A Q&A with Joe about his novel, The Secret Dog
Do you have a favourite character in the book? Almost all of the main characters have been inspired by people I got to know or heard about on Skye – Yvonne, the vet, Calum, etc. – and my affection for the real people is, I think, present in how I’ve written the characters. Josh is more of an invention, but one very much based on my experience with patients who have been traumatised by the loss of their mother early in their lives.
What was your inspiration to write this story?
It was a late night conversation in Skye, between the old Skye vet, Neil Stephenson, and my friend Joe, that gave me the idea for a boy who was inspired by a vet to take care of small injured animals on the common.
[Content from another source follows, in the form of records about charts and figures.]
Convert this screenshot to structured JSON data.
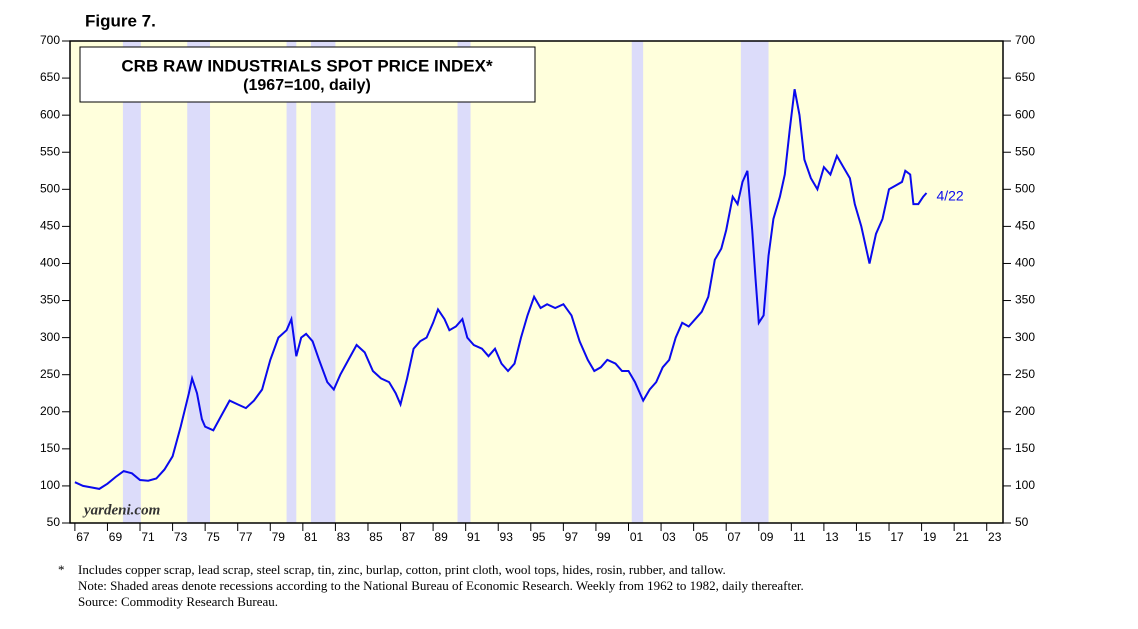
{
  "chart_data": {
    "type": "line",
    "figure_label": "Figure 7.",
    "title": "CRB RAW INDUSTRIALS SPOT PRICE INDEX*",
    "subtitle": "(1967=100, daily)",
    "watermark": "yardeni.com",
    "end_label": "4/22",
    "xlim": [
      1966.7,
      2024
    ],
    "ylim": [
      50,
      700
    ],
    "yticks": [
      50,
      100,
      150,
      200,
      250,
      300,
      350,
      400,
      450,
      500,
      550,
      600,
      650,
      700
    ],
    "xticks": [
      {
        "value": 1967,
        "label": "67"
      },
      {
        "value": 1969,
        "label": "69"
      },
      {
        "value": 1971,
        "label": "71"
      },
      {
        "value": 1973,
        "label": "73"
      },
      {
        "value": 1975,
        "label": "75"
      },
      {
        "value": 1977,
        "label": "77"
      },
      {
        "value": 1979,
        "label": "79"
      },
      {
        "value": 1981,
        "label": "81"
      },
      {
        "value": 1983,
        "label": "83"
      },
      {
        "value": 1985,
        "label": "85"
      },
      {
        "value": 1987,
        "label": "87"
      },
      {
        "value": 1989,
        "label": "89"
      },
      {
        "value": 1991,
        "label": "91"
      },
      {
        "value": 1993,
        "label": "93"
      },
      {
        "value": 1995,
        "label": "95"
      },
      {
        "value": 1997,
        "label": "97"
      },
      {
        "value": 1999,
        "label": "99"
      },
      {
        "value": 2001,
        "label": "01"
      },
      {
        "value": 2003,
        "label": "03"
      },
      {
        "value": 2005,
        "label": "05"
      },
      {
        "value": 2007,
        "label": "07"
      },
      {
        "value": 2009,
        "label": "09"
      },
      {
        "value": 2011,
        "label": "11"
      },
      {
        "value": 2013,
        "label": "13"
      },
      {
        "value": 2015,
        "label": "15"
      },
      {
        "value": 2017,
        "label": "17"
      },
      {
        "value": 2019,
        "label": "19"
      },
      {
        "value": 2021,
        "label": "21"
      },
      {
        "value": 2023,
        "label": "23"
      }
    ],
    "recessions": [
      [
        1969.95,
        1971.05
      ],
      [
        1973.9,
        1975.3
      ],
      [
        1980.0,
        1980.6
      ],
      [
        1981.5,
        1983.0
      ],
      [
        1990.5,
        1991.3
      ],
      [
        2001.2,
        2001.9
      ],
      [
        2007.9,
        2009.6
      ]
    ],
    "recession_color": "#dcdcfa",
    "background_color": "#ffffdc",
    "x": [
      1967.0,
      1967.5,
      1968,
      1968.5,
      1969,
      1969.5,
      1970,
      1970.5,
      1971,
      1971.5,
      1972,
      1972.5,
      1973,
      1973.5,
      1974,
      1974.2,
      1974.5,
      1974.8,
      1975,
      1975.5,
      1976,
      1976.5,
      1977,
      1977.5,
      1978,
      1978.5,
      1979,
      1979.5,
      1980,
      1980.3,
      1980.6,
      1980.9,
      1981.2,
      1981.6,
      1982,
      1982.5,
      1982.9,
      1983.3,
      1983.8,
      1984.3,
      1984.8,
      1985.3,
      1985.8,
      1986.3,
      1986.7,
      1987.0,
      1987.4,
      1987.8,
      1988.2,
      1988.6,
      1989.0,
      1989.3,
      1989.7,
      1990.0,
      1990.4,
      1990.8,
      1991.1,
      1991.5,
      1992,
      1992.4,
      1992.8,
      1993.2,
      1993.6,
      1994.0,
      1994.4,
      1994.8,
      1995.2,
      1995.6,
      1996,
      1996.5,
      1997,
      1997.5,
      1998,
      1998.5,
      1998.9,
      1999.3,
      1999.7,
      2000.2,
      2000.6,
      2001.0,
      2001.4,
      2001.9,
      2002.3,
      2002.7,
      2003.1,
      2003.5,
      2003.9,
      2004.3,
      2004.7,
      2005.1,
      2005.5,
      2005.9,
      2006.3,
      2006.7,
      2007.0,
      2007.4,
      2007.7,
      2008.0,
      2008.3,
      2008.6,
      2008.8,
      2009.0,
      2009.3,
      2009.6,
      2009.9,
      2010.3,
      2010.6,
      2010.9,
      2011.2,
      2011.5,
      2011.8,
      2012.2,
      2012.6,
      2013,
      2013.4,
      2013.8,
      2014.2,
      2014.6,
      2014.9,
      2015.3,
      2015.8,
      2016.2,
      2016.6,
      2017.0,
      2017.4,
      2017.8,
      2018.0,
      2018.3,
      2018.5,
      2018.8,
      2019.1,
      2019.3
    ],
    "series": [
      {
        "color": "#0a0aee",
        "values": [
          105,
          100,
          98,
          96,
          103,
          112,
          120,
          117,
          108,
          107,
          110,
          122,
          140,
          180,
          225,
          245,
          225,
          190,
          180,
          175,
          195,
          215,
          210,
          205,
          215,
          230,
          270,
          300,
          310,
          325,
          275,
          300,
          305,
          295,
          270,
          240,
          230,
          250,
          270,
          290,
          280,
          255,
          245,
          240,
          225,
          210,
          245,
          285,
          295,
          300,
          320,
          338,
          325,
          310,
          315,
          325,
          300,
          290,
          285,
          275,
          285,
          265,
          255,
          265,
          300,
          330,
          355,
          340,
          345,
          340,
          345,
          330,
          295,
          270,
          255,
          260,
          270,
          265,
          255,
          255,
          240,
          215,
          230,
          240,
          260,
          270,
          300,
          320,
          315,
          325,
          335,
          355,
          405,
          420,
          445,
          490,
          480,
          510,
          525,
          445,
          380,
          320,
          330,
          410,
          460,
          490,
          520,
          580,
          635,
          600,
          540,
          515,
          500,
          530,
          520,
          545,
          530,
          515,
          480,
          450,
          400,
          440,
          460,
          500,
          505,
          510,
          525,
          520,
          480,
          480,
          490,
          495
        ]
      }
    ],
    "footnote_marker": "*",
    "notes": [
      "Includes copper scrap, lead scrap, steel scrap, tin, zinc, burlap, cotton, print cloth, wool tops, hides, rosin, rubber, and tallow.",
      "Note: Shaded areas denote recessions according to the National Bureau of Economic Research. Weekly from 1962 to 1982, daily thereafter.",
      "Source: Commodity Research Bureau."
    ]
  }
}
The book developed from this.
What is your favourite scene or moment in the book? It’s all my baby so there is much about the book I love, but the moments I find most emotionally satisfying are those in which Josh makes an emotional connection with people – Yvonne, his mum, and the final big scene with Calum, where he really begins to grow up.
If you could swap lives with one of your characters, who would you choose and why? This is an interesting question. My first thought was the vet, but then I thought of the day I spent following a vet around, and the places they had to put their hands . . . I think Josh has a pretty good life.
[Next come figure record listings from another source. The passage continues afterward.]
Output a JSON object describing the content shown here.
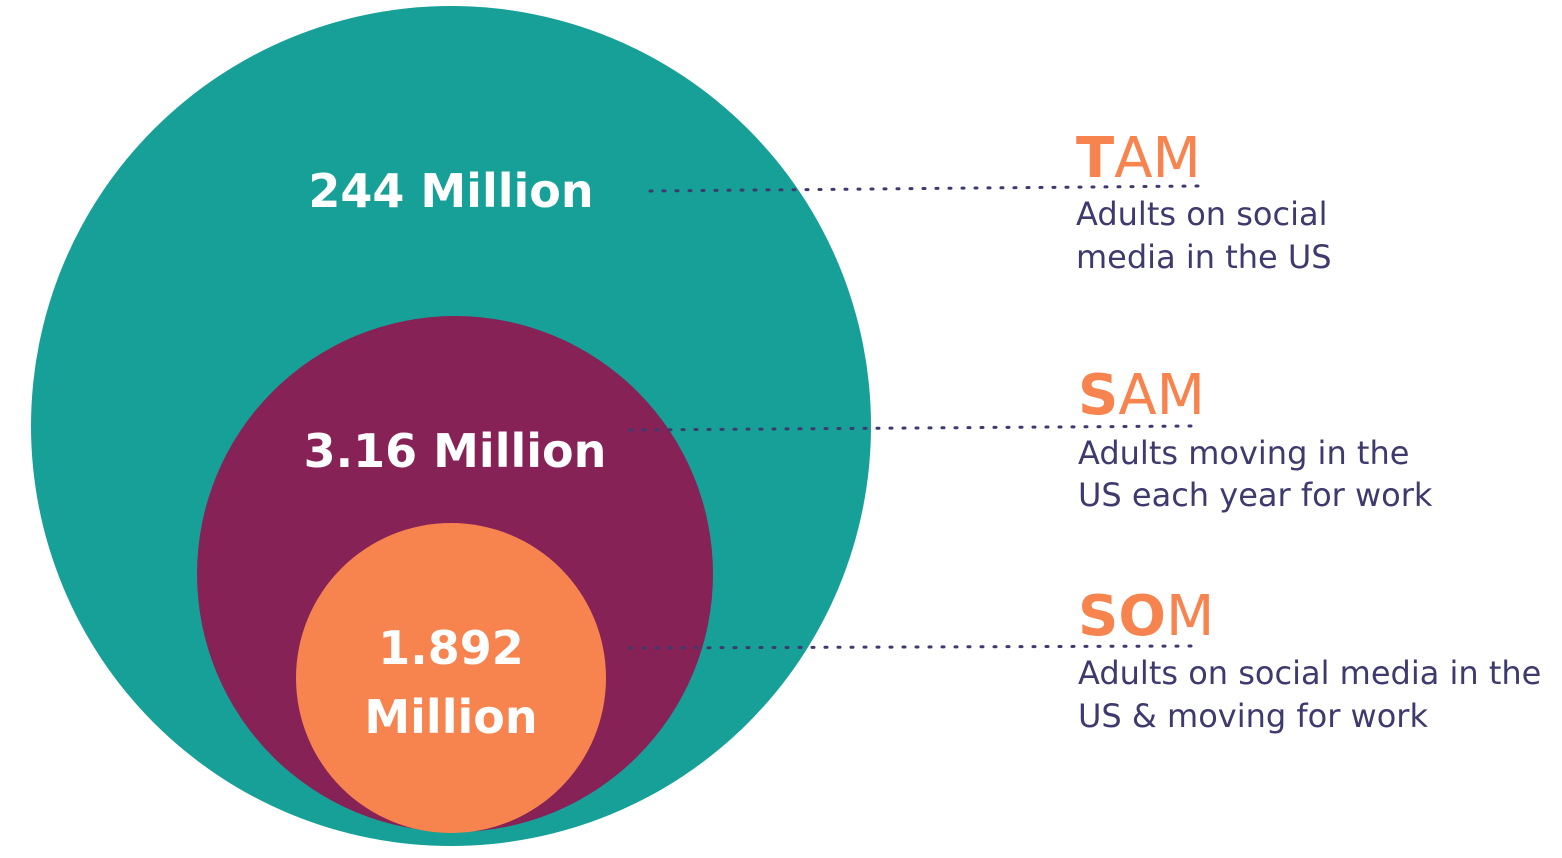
{
  "colors": {
    "tam_circle": "#17a097",
    "sam_circle": "#862256",
    "som_circle": "#f7844f",
    "title_accent": "#f7844f",
    "description_text": "#3e3a6e",
    "value_text": "#ffffff"
  },
  "tiers": {
    "tam": {
      "value": "244 Million",
      "title_lead": "T",
      "title_rest": "AM",
      "description_lines": [
        "Adults on social",
        "media in the US"
      ]
    },
    "sam": {
      "value": "3.16 Million",
      "title_lead": "S",
      "title_rest": "AM",
      "description_lines": [
        "Adults moving in the",
        "US each year for work"
      ]
    },
    "som": {
      "value_lines": [
        "1.892",
        "Million"
      ],
      "title_lead": "SO",
      "title_rest": "M",
      "description_lines": [
        "Adults on social media in the",
        "US & moving for work"
      ]
    }
  }
}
If your book was a film, who would you cast for the lead character? I’m hoping to get a chance to do this! The boy in Boyhood has now grown up, but I think he would have done rather well eight years ago!
What inspired you to become a writer? I’ve written since I was a boy – at first, rather unoriginal versions of comic books I’d read, e.g. about a man with superpowers who wore tights etc. I co-wrote a play with a friend at age ten which we put on in our class at school and then sold. I became editor of my high school newspaper, and at university I wrote a number of plays which won awards at the University of Michigan. So writing, in different forms, has been part of my life since I was young. The idea of writing for children only occurred to me when I had a child myself!